US Secretary of Defense James Mattis was unequivocal on Tuesday in his insistence that US freedom of navigation operations (FONOP) in the South China Sea would continue, despite Beijing’s protestations.
The comments came after China’s foreign ministry expressed Beijing’s “strong dissatisfaction” with a FONOP carried out on Sunday.
“[China] strongly urges the United States to immediately cease these provocative activities which violate China’s sovereignty and threaten its security.”
The ministry was responding to a US destroyer and cruiser sailing within 12 nautical miles of the Paracel Islands, which are claimed by China, as well as Taiwan and Vietnam.

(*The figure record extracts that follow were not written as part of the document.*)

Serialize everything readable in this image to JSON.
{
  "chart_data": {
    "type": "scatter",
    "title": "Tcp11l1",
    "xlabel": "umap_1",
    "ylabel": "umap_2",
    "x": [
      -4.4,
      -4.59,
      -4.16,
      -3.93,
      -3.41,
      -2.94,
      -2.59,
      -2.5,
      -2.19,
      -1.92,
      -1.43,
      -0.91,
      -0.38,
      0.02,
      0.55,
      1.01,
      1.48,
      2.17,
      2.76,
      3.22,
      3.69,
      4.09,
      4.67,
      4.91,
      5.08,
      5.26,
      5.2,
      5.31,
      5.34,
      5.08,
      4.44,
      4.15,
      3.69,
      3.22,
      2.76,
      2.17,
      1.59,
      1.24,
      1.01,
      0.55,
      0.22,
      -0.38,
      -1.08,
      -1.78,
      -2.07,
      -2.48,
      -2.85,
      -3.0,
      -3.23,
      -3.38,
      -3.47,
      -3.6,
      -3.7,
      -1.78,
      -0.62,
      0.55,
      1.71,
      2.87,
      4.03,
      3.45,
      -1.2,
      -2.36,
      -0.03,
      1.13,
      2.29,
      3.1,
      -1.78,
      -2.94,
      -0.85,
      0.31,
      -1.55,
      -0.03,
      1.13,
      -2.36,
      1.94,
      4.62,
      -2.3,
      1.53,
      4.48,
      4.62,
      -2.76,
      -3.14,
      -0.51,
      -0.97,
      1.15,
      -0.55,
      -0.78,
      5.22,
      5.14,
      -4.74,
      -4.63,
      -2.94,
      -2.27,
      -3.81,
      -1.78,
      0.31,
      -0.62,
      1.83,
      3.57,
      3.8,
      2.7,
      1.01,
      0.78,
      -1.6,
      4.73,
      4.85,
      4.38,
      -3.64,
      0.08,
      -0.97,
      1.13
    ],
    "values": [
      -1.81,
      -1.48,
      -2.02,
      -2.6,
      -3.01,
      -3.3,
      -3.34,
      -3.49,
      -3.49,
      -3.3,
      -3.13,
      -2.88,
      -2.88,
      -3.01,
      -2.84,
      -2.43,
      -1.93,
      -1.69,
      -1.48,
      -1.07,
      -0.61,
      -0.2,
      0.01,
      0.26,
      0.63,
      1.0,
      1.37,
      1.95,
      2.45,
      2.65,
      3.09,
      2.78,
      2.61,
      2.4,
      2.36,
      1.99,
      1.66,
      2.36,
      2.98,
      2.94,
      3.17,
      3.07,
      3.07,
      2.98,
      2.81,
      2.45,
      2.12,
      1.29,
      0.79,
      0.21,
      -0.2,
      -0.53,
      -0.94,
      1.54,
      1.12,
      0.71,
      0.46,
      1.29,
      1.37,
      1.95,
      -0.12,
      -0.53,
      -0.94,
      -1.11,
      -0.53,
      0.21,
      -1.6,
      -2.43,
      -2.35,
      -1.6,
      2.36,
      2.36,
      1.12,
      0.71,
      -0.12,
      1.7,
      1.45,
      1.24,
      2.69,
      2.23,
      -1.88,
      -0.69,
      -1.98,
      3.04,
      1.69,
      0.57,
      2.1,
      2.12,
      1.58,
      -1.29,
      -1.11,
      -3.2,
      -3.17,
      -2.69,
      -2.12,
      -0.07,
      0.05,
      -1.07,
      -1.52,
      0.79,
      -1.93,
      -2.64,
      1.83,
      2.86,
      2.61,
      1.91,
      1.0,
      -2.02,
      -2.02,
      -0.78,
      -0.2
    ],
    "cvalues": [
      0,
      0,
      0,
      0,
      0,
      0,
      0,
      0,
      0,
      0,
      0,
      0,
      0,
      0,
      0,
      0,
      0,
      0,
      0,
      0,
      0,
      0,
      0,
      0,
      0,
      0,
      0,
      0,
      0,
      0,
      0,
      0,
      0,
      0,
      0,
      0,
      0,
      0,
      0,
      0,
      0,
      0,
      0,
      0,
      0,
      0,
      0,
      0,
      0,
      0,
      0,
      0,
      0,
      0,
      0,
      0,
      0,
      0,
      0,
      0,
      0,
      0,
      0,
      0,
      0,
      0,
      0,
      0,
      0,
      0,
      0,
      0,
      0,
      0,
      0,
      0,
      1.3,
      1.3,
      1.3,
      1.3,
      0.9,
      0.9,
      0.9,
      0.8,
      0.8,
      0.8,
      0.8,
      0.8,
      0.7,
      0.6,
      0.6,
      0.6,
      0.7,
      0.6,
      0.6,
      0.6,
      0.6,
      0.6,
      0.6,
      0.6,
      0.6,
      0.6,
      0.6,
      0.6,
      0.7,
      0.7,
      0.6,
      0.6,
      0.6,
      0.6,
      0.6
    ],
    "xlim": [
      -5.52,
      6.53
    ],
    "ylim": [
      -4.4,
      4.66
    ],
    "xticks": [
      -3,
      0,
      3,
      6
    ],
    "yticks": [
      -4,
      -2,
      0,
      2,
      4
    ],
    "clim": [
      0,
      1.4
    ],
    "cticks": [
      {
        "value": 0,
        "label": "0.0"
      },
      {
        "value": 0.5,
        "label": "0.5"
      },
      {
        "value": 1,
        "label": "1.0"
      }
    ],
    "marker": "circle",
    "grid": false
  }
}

Speaking while in transit on a flight to the region, Mattis pushed back on the Chinese criticism.
“It’s international waters and a lot of nations want to see freedom of navigation,” Mattis told reporters
“You’ll notice there is only one country that seems to take active steps to rebuff them or state their resentment of them,” he said, in reference to China.
“We maintain a very transparent military activity out in the Pacific. We don’t hide it from anyone. We announce it in public affairs statement,” Mattis stressed, adding “when [the Chinese] do things that are opaque to the rest of us then we cannot cooperate in areas we could otherwise cooperate in.”
When asked whether the FONOPS would continue with more frequency than in the past, the defense secretary answered, “yes.”
“There’s a very steady drumbeat of freedom of navigation operations. We’re very open about them.”
Mattis’ comments come ahead of his participation in the Shangri-la Dialogue to be held in Singapore, beginning on Friday. He told reporters on the flight that, despite the administration’s focus on North Korea, other regional security issues, including the South China Sea, will be top priorities.